Purpose : Functional visual acuity (FVA) examination is a useful tool for continuous measurement of visual acuity and evaluation of the quality of vision (QOV). In this study, we report the changes of FVA after levator resection in involutional blepharoptosis.

Methods : Patients diagnosed with involutional blepharoptosis and underwent bilateral levator resection in the Department of Ophthalmology, Ehime University were studied. A total of 6 males 12 eyes and 8 females 16 eyes were investigated. The average age was 71.4 ± 6.8yrs. MRD1 was determined and FVA was examined before and at one month after surgery using FVA-100 (NIDEK, Japan). The FVA, visual maintenance ratio (VMR), highest VA (HVA), lowest VA (LVA), average response time (ART) were comparatively analyzed.

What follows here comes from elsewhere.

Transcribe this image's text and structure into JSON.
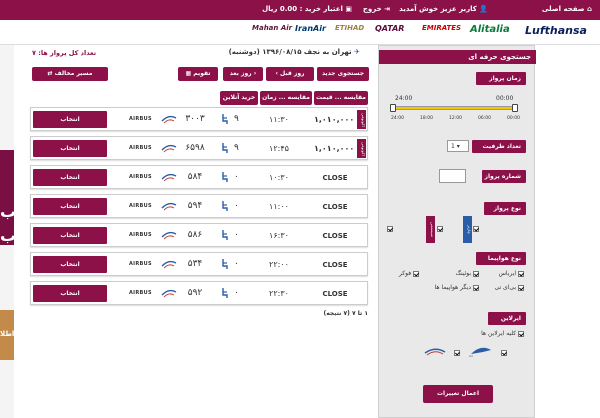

Results : The FVA and VMR both increased significantly after surgery (P=0.011, P=0.015, respectively, paired t-test). The HVA, LVA and ART showed no significant difference before and after surgery (P=0.215, P=0.453 and P=0.628, respectively). For eyes that had less improvement in FVA, 50% had somehow signs of dry eye symptoms.

Conclusions : Blepharoptosis surgery improves FVA and VMR. Dry eye syndrome should be kept in mind as a risk factor that may hamper the improvement of QOV.

This abstract was presented at the 2019 ARVO Annual Meeting, held in Vancouver, Canada, April 28 - May 2, 2019.